HELP: I'm completely lost & I need guidance
Miserable 14 year old girl.
I've been depressed from about 3 years ago. I don't have major problems or anything, but I don't like hurting myself, I ignore the bad stuff in my head I distract myself and keep myself busy-this just made things go from bad to worse because I'm always sad and cannot find any reason what actually hurts me. People see me as outgoing and funny and all that, whereas I am a complete wreck.
This depression is affecting my health, I think I'll stay like this forever- severe low blood pressure. I've never been in a relationship and I don't EVER want to be- its just too creepy. My two best friends are in a different country, I see them for a month and a half each year.
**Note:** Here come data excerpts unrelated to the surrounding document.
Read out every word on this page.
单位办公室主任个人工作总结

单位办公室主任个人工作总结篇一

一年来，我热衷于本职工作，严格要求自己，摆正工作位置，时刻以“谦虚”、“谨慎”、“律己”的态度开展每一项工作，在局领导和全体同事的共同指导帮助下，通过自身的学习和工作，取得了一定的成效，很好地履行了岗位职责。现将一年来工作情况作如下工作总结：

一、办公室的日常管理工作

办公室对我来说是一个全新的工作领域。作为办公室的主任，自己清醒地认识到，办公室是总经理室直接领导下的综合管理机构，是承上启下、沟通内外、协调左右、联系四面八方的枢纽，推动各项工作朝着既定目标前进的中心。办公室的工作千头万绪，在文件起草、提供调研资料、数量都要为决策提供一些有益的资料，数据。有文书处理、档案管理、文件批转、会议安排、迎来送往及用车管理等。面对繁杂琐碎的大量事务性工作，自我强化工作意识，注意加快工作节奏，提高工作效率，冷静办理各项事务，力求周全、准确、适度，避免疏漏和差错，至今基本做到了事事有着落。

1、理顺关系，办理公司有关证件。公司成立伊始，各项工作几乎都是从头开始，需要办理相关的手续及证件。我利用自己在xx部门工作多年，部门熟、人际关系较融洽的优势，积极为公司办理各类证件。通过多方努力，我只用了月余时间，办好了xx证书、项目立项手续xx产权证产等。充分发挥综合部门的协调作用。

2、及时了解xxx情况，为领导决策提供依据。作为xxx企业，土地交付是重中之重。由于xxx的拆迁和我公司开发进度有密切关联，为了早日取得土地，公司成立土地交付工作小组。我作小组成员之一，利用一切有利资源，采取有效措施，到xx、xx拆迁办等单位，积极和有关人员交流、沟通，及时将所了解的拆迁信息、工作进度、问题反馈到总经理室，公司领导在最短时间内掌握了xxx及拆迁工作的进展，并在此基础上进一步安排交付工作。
My family is horrible, constant yelling, fighting and abuse. My father is a smoker, very angry all the time, arrogant and his whole life is based on studying and work. I have three sisters and I'm the eldest I'm usually the responsible.
I just feel like I'm living in someone else's body! I don't know who I am? I can't take decisions, I can't imagine myself in any future career ( my parents want me to become a do or an engineer.. ugh) I'm tired from all this sh*t and I can't start living.
Im sorry, this is way too long. I don't have any specific question, I need advice, please.
S.
Comment on Tinkerbell2004's post
You're right about the relationship thing.. I don't want to be attached to anyone. I need to love myself first.
No, I haven't been to a psychiatrist.
I hope that in one of those days, I'll be happy and actually smile to myself. Thanks.
Comment on sunshinechild69's post
I get your point. I actually feel life in meaningless and pointless. I'll take your advice about the physical thing.. because.. I did enjoy myself when I tried aerobics :)
I hope it passes, maybe things will get better when I'm 18.